This matters for any EVM node when RPC is bound to 127.0.0.1. The service can be healthy locally while the monitor cannot reach it directly. In that case the fix is a deliberate local collection path or proxy, not a public RPC listener.

Template choice

I looked for official and community Grafana dashboards first. The useful pieces were:

  • Node Exporter Full for Linux host metrics.
  • Erigon-oriented dashboards for execution client internals.
  • Substrate dashboards for peer and block metrics.
  • Chain-specific dashboards when the client exposes stable Prometheus names.

None of them matched the full need by themselves.
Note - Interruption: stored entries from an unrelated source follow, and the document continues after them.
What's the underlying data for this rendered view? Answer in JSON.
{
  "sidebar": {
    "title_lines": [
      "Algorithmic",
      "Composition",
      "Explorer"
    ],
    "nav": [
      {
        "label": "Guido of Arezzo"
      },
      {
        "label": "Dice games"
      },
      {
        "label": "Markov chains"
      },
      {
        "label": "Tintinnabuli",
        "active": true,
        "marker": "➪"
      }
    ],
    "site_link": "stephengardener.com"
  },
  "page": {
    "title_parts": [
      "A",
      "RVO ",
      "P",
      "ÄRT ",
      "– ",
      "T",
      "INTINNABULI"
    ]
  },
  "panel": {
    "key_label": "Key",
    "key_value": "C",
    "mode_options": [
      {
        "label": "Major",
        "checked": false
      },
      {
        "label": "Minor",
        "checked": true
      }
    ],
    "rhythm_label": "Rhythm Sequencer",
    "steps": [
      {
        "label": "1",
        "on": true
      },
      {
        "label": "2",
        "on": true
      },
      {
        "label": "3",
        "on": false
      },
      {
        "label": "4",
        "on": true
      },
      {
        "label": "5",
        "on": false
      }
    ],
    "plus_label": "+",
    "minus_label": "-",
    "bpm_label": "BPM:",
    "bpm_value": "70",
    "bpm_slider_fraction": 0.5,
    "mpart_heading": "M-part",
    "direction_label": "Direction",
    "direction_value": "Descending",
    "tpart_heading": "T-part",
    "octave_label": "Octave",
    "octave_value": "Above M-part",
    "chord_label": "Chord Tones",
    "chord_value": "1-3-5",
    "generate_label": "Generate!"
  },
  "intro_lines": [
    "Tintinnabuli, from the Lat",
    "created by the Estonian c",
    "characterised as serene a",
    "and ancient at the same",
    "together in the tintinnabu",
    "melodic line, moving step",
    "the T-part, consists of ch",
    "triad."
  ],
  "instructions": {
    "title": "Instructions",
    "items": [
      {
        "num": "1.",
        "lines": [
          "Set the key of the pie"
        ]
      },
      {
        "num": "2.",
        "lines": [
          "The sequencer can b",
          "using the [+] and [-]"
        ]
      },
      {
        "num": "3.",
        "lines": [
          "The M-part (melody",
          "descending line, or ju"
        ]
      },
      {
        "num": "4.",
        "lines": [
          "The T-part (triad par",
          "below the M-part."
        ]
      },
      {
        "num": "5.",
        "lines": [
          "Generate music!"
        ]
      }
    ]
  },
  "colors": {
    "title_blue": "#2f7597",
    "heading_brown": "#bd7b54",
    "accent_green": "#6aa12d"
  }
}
The fleet shape had mixed clients, mixed RPC behavior, and a hard requirement for node-name filtering. The final dashboard borrowed the obvious host panels and used a custom RPC layer for the common chain status.

That is a practical compromise. Official dashboards are good for client internals. A fleet dashboard needs a common language across clients.

Live updates without replacing nodes

One operational boundary was important: adding monitoring should not replace node instances. For live adjustments on the monitor host, a remote command path is safer than a broad Terraform apply when the target is only Prometheus config, Grafana provisioning, or exporter files.

The infrastructure code can still own the desired state. But while nodes are syncing, a monitoring-only change should not put unrelated EC2 resources at risk.

The dashboard I wanted

The useful first page is plain:

RowContent
Fleet healthPrometheus target up and RPC up by node
SyncSyncing flag, current height, highest height, block lag
PeersPeer count by node
Host pressureCPU, memory, filesystem, disk read/write, network
DetailClient-specific panels for the selected node

The dashboard is less about beauty than response time. When a node is slow, I want to know whether the bottleneck is CPU, memory, disk, peers, RPC reachability, or chain sync state within the first minute.